Cyber Incident Victim: Lumin PDF
Date:
Apr 2019
Location:
United States of America
Summary
A hacker leaked data of 24.3 million users of a cloud-based PDF service after its unprotected MongoDB database was exposed online for months, allegedly due to the company ignoring multiple contact attempts. The compromised records included full names, email addresses, gender, locale settings, and either hashed passwords or expired Google access tokens, with a small subset of passwords hashed via Bcrypt. The attacker later destroyed the database using ransomware and took the server offline. While the company acknowledged a portion of user data was exposed, it disputed claims about active access tokens, confirming all tokens were invalid at the time of the breach. Security vulnerabilities leading to the incident were subsequently resolved.

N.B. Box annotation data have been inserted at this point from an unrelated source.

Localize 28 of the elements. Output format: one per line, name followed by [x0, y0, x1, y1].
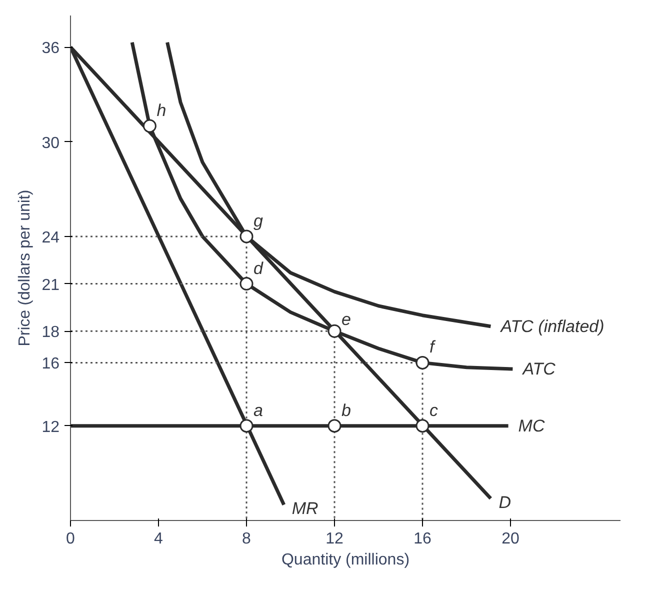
annotation: h [156, 100, 166, 120]
y-axis-title: Price (dollars per unit) [16, 190, 34, 346]
annotation: e [342, 310, 351, 330]
x-axis-title: Quantity (millions) [281, 552, 410, 568]
series-label: MC [518, 416, 546, 436]
annotation: c [430, 400, 438, 420]
y-tick-label: 16 [42, 356, 60, 373]
x-tick-label: 4 [154, 530, 164, 548]
annotation: a [254, 400, 263, 420]
annotation: f [430, 338, 436, 357]
x-tick-label: 0 [66, 530, 76, 548]
y-tick-label: 12 [42, 418, 60, 436]
annotation: d [254, 258, 264, 278]
x-tick-label: 12 [326, 530, 344, 548]
series-label: ATC (inflated) [500, 316, 604, 336]
annotation: b [342, 400, 351, 420]
y-tick-label: 21 [42, 276, 60, 294]
x-tick-label: 20 [502, 530, 520, 548]
x-tick-label: 16 [414, 530, 432, 548]
y-tick-label: 24 [42, 229, 60, 246]
series-label: MR [292, 499, 318, 518]
series-label: D [498, 492, 511, 512]
y-tick-label: 30 [42, 134, 60, 152]
annotation: g [254, 211, 264, 230]
y-tick-label: 18 [42, 324, 60, 342]
series-label: ATC [522, 360, 556, 378]
y-tick-label: 36 [42, 40, 60, 58]
x-tick-label: 8 [242, 530, 252, 548]
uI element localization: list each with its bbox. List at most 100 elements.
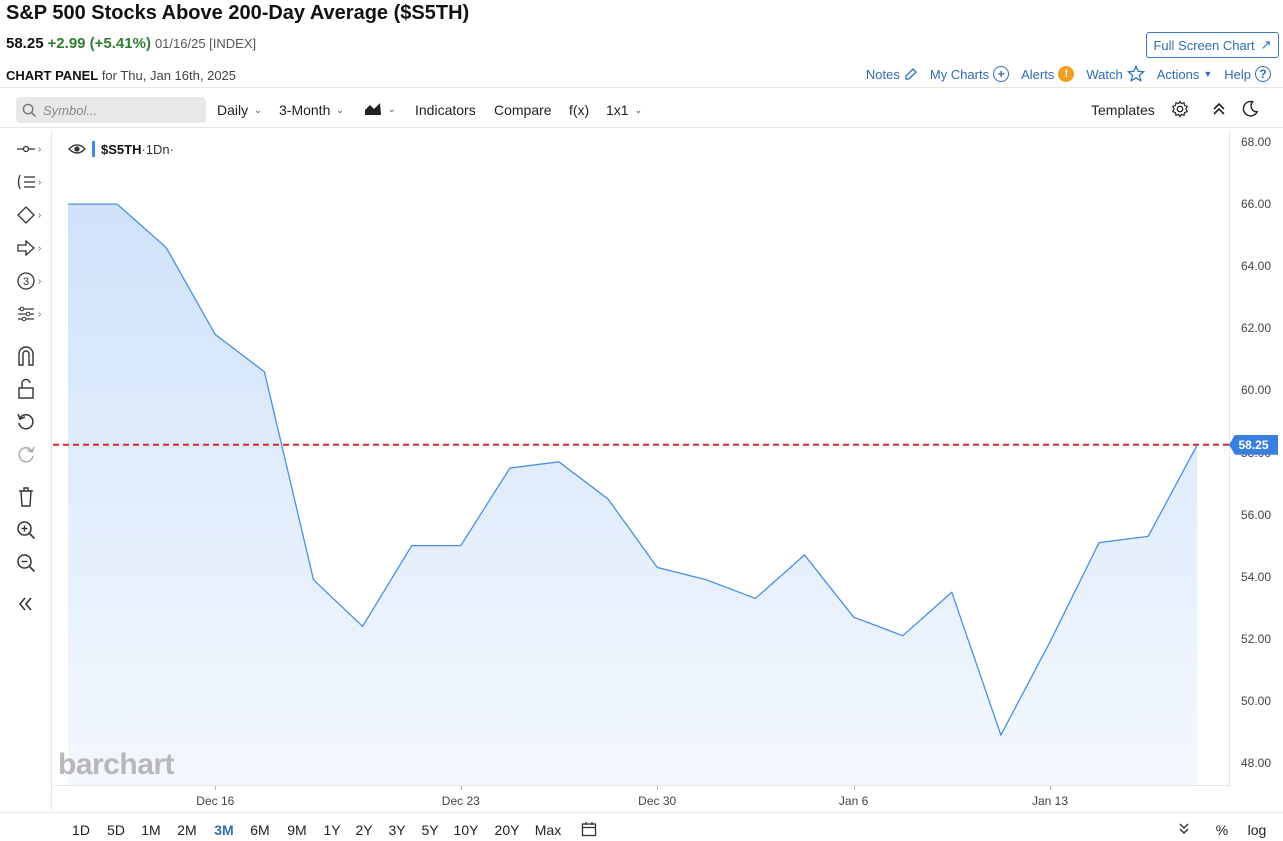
full-screen-chart-button[interactable]: Full Screen Chart ↗ [1146,32,1279,58]
measure-tools[interactable]: › [16,303,46,325]
eye-icon[interactable] [68,143,86,155]
data-point [312,578,316,582]
shape-tools[interactable]: › [16,204,46,226]
time-axis[interactable]: Dec 16 Dec 23 Dec 30 Jan 6 Jan 13 [53,785,1230,812]
range-button-max[interactable]: Max [534,822,562,838]
range-button-5d[interactable]: 5D [107,822,125,838]
magnet-icon [18,346,34,366]
price-axis[interactable]: 68.0066.0064.0062.0060.0058.0056.0054.00… [1229,130,1283,785]
zoom-out-icon [17,554,36,573]
arrow-tools[interactable]: › [16,237,46,259]
double-chevron-down-icon[interactable] [1177,821,1191,837]
price-change: +2.99 (+5.41%) [47,35,151,52]
drawing-tools-sidebar: › › › › 3 › › [0,130,52,810]
actions-menu[interactable]: Actions ▼ [1157,67,1213,82]
chevron-right-icon: › [38,176,42,188]
data-point [655,565,659,569]
my-charts-link[interactable]: My Charts + [929,66,1010,82]
svg-text:3: 3 [23,276,29,288]
range-button-6m[interactable]: 6M [250,822,270,838]
notes-link[interactable]: Notes [866,67,918,82]
alerts-link[interactable]: Alerts ! [1021,66,1075,82]
range-button-3m[interactable]: 3M [214,822,234,838]
data-point [950,590,954,594]
templates-button[interactable]: Templates [1091,102,1155,118]
watch-link[interactable]: Watch [1086,65,1145,83]
x-tick-mark [1050,786,1051,790]
fib-tools[interactable]: › [16,171,46,193]
log-scale-toggle[interactable]: log [1247,822,1267,838]
star-icon [1126,65,1145,83]
collapse-sidebar-button[interactable] [16,593,46,615]
zoom-out-button[interactable] [16,552,46,574]
actions-label: Actions [1156,66,1200,82]
data-point [753,596,757,600]
price-chart[interactable] [53,130,1230,785]
y-tick-label: 54.00 [1241,569,1272,584]
range-button-1d[interactable]: 1D [72,822,90,838]
symbol-input[interactable] [43,102,193,118]
magnet-button[interactable] [16,345,46,367]
range-button-3y[interactable]: 3Y [388,822,406,838]
range-button-10y[interactable]: 10Y [453,822,479,838]
chart-type-dropdown[interactable]: ⌄ [364,102,396,116]
undo-button[interactable] [16,411,46,433]
calendar-icon[interactable] [581,821,597,837]
compare-button[interactable]: Compare [494,102,552,118]
line-tools[interactable]: › [16,138,46,160]
interval-dropdown[interactable]: Daily ⌄ [217,102,262,118]
settings-gear[interactable] [1171,100,1189,118]
range-button-9m[interactable]: 9M [287,822,307,838]
help-link[interactable]: Help ? [1224,66,1271,82]
x-tick-mark [853,786,855,790]
function-button[interactable]: f(x) [569,102,590,118]
pattern-icon [18,306,34,322]
range-button-1m[interactable]: 1M [141,822,161,838]
annotation-tools[interactable]: 3 › [16,270,46,292]
range-button-1y[interactable]: 1Y [323,822,341,838]
gear-icon [1171,100,1189,118]
numbered-circle-icon: 3 [17,272,35,290]
range-button-2y[interactable]: 2Y [355,822,373,838]
indicators-button[interactable]: Indicators [415,102,476,118]
shape-icon [17,206,35,224]
delete-drawings-button[interactable] [16,486,46,508]
layout-dropdown[interactable]: 1x1 ⌄ [606,102,642,118]
y-tick-label: 66.00 [1241,197,1272,212]
series-line [68,203,1198,737]
panel-links: Notes My Charts + Alerts ! Watch Actions… [866,65,1271,83]
help-icon: ? [1255,66,1271,82]
chart-plot-area[interactable] [53,130,1230,785]
help-label: Help [1224,66,1251,82]
dark-mode-toggle[interactable] [1241,100,1259,118]
chevron-down-icon: ⌄ [634,104,643,115]
range-button-5y[interactable]: 5Y [421,822,439,838]
period-dropdown[interactable]: 3-Month ⌄ [279,102,344,118]
moon-icon [1242,100,1259,117]
zoom-in-button[interactable] [16,519,46,541]
data-point [606,497,610,501]
area-chart-icon [365,103,381,115]
redo-button[interactable] [16,444,46,466]
arrow-right-icon [17,240,35,256]
y-tick-label: 52.00 [1241,631,1272,646]
legend-symbol[interactable]: $S5TH [101,141,142,157]
my-charts-label: My Charts [929,66,990,82]
percent-scale-toggle[interactable]: % [1215,822,1229,838]
double-chevron-left-icon [18,597,32,611]
chart-panel-label-date: for Thu, Jan 16th, 2025 [98,68,237,83]
y-tick-label: 56.00 [1241,507,1272,522]
series-color-marker [92,141,95,157]
chevron-right-icon: › [38,275,42,287]
symbol-search[interactable] [16,97,206,123]
range-button-20y[interactable]: 20Y [494,822,520,838]
range-button-2m[interactable]: 2M [177,822,197,838]
data-point [213,333,217,337]
period-label: 3-Month [279,102,331,118]
collapse-toolbar-button[interactable] [1211,100,1227,118]
lock-button[interactable] [16,378,46,400]
alerts-label: Alerts [1021,66,1055,82]
y-tick-label: 48.00 [1241,756,1272,770]
search-icon [22,103,37,117]
data-point [704,578,708,582]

| CIA Posture | Motives | Tactics, Techniques & Procedures |
|---|---|---|
| Available to members | 1 motive | 2 techniques |
| Threat Actors | Type | Location |
|---|---|---|
| 0 actors | Available to members | Available to members |
Description
In April 2019, an unprotected MongoDB database belonging to Lumin PDF was discovered exposed online without a password, containing user records for the cloud-based PDF service. The unidentified hacker who found the database claimed to have repeatedly attempted to notify Lumin PDF about the security lapse over several months but received no response from company administrators. After these unsuccessful contact attempts, the hacker reported that the exposed data was subsequently destroyed by ransomware, and the affected server was taken offline. Approximately five months after the initial discovery, on September 16, 2019, the same hacker published Lumin PDF's entire user database on a hacking forum. The leaked data consisted of a 2.25GB ZIP file containing a 4.06GB CSV file with records for 24,386,039 users. The compromised information included full names, email addresses, gender details, language locale settings, and either hashed passwords or Google access tokens for the majority of accounts. For 118,746 users who had registered directly with Lumin PDF, the passwords were hashed using the Bcrypt algorithm. The hacker's stated motivation for the leak appeared to stem from frustration over Lumin PDF's failure to respond to prior notifications about the exposed database.
Lumin PDF CEO Max Ferguson confirmed through an investigation that the leaked data contained a portion of user information but disputed the hacker's claim about active Google access tokens, asserting all tokens in the leak had already expired and couldn't be used to access Google Drive accounts. The company acknowledged the security vulnerabilities that enabled the breach had been resolved by September 2019. Lumin PDF planned to formally disclose the incident to users and publish a breach notification blog post on September 17. Google initiated an investigation upon being notified by ZDNet about the leaked tokens, while security guidance was provided to users about revoking app permissions through Google Drive's settings interface. The exposure duration from April to September 2019 created potential risks for credential reuse attacks due to the email and password data leakage, though the cryptographic hashing of direct-registration passwords reduced immediate credential compromise risks for those accounts. No evidence suggested unauthorized access to Google Drive content occurred through the expired tokens.